Common Recipe Questions
- → Can I make this soup ahead of time?
Absolutely. This soup actually tastes better the next day as flavors have time to meld. Store in an airtight container in the refrigerator for up to 4 days. Reheat gently on the stove, adding a splash of water or broth if needed to thin.
- → Can I freeze this soup?
Yes, this freezes beautifully. Let cool completely, then transfer to freezer-safe containers leaving some space for expansion. Freeze for up to 3 months. Thaw overnight in the refrigerator before reheating.
- → Do I have to roast the squash first?
Roasting develops deeper, sweeter flavor, but you can skip this step for convenience. Simply add raw cubed squash directly to the pot with the lentils and broth. You may need to simmer for an additional 10-15 minutes until everything is tender.
- → What can I use instead of red lentils?
Red lentils cook quickly and break down easily, creating creaminess. Yellow lentils work similarly. Green or brown lentils hold their shape better and will result in a chunkier texture. If using them, consider blending only half the soup.
- → How can I make this soup more filling?
Serve with crusty bread, naan, or croutons.

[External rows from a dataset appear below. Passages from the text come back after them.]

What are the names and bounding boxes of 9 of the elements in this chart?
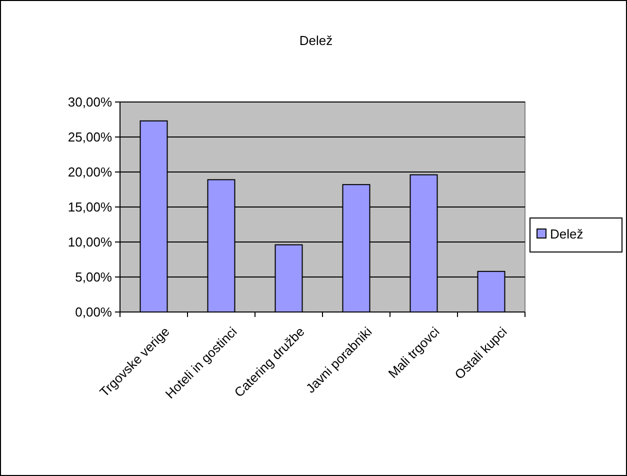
y-tick-label: 20,00% <box>68 164 112 180</box>
y-tick-label: 30,00% <box>68 94 112 110</box>
y-tick-label: 5,00% <box>75 270 112 285</box>
y-tick-label: 15,00% <box>68 200 112 215</box>
y-tick-label: 0,00% <box>75 304 112 320</box>
y-tick-label: 10,00% <box>68 234 112 250</box>
legend-label: Delež <box>550 226 584 242</box>
chart-title: Delež <box>299 33 333 48</box>
y-tick-label: 25,00% <box>68 130 112 145</box>
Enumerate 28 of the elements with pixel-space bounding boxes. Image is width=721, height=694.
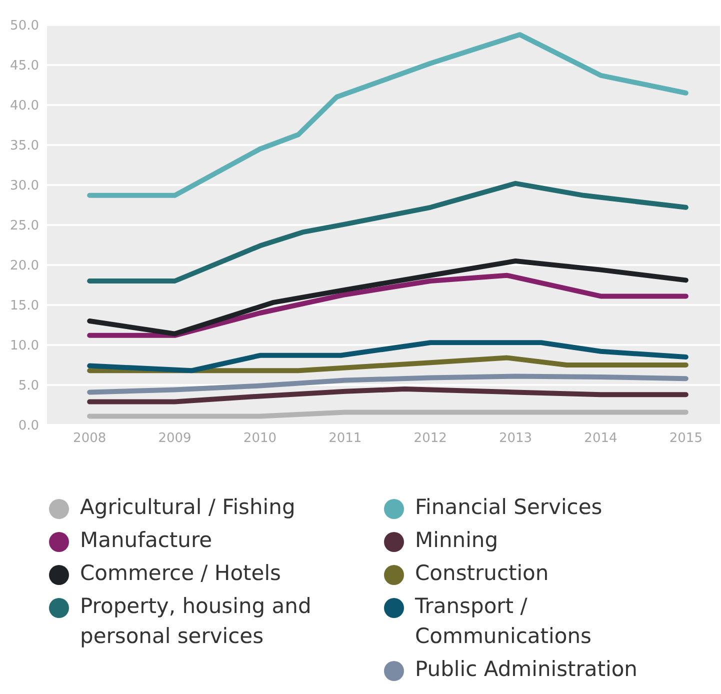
y-tick-label: 25.0: [10, 218, 39, 234]
y-tick-label: 45.0: [10, 58, 39, 74]
x-tick-label: 2013: [498, 431, 532, 446]
x-tick-label: 2009: [158, 431, 192, 446]
y-tick-label: 5.0: [18, 378, 39, 394]
legend-label: Agricultural / Fishing: [80, 494, 296, 521]
legend-label: Transport / Communications: [415, 593, 592, 650]
legend-label: Minning: [415, 527, 498, 554]
y-tick-label: 15.0: [10, 298, 39, 314]
legend-label: Property, housing and personal services: [80, 593, 312, 650]
y-tick-label: 40.0: [10, 98, 39, 114]
y-tick-label: 35.0: [10, 138, 39, 154]
x-tick-label: 2012: [414, 431, 447, 446]
y-tick-label: 20.0: [10, 258, 39, 274]
x-tick-label: 2010: [243, 431, 277, 446]
legend-label: Public Administration: [415, 656, 638, 683]
legend-label: Construction: [415, 560, 549, 587]
y-tick-label: 30.0: [10, 178, 39, 194]
y-tick-label: 10.0: [10, 338, 39, 354]
x-tick-label: 2015: [669, 431, 702, 446]
x-tick-label: 2008: [73, 431, 106, 446]
legend-label: Commerce / Hotels: [80, 560, 281, 587]
y-tick-label: 0.0: [18, 418, 39, 434]
legend-label: Manufacture: [80, 527, 212, 554]
y-tick-label: 50.0: [10, 18, 39, 34]
x-tick-label: 2011: [328, 431, 362, 446]
x-tick-label: 2014: [584, 431, 618, 446]
legend-label: Financial Services: [415, 494, 602, 521]
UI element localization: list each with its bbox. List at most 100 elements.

You can also stir in cooked rice or quinoa, add a can of drained chickpeas, or top with toasted pumpkin seeds for extra protein and crunch.
- → Is this suitable for meal prep?
Perfect for meal prep. Make a batch on Sunday and portion into containers for quick lunches throughout the week. The soup may thicken in the fridge—just add liquid when reheating to reach desired consistency.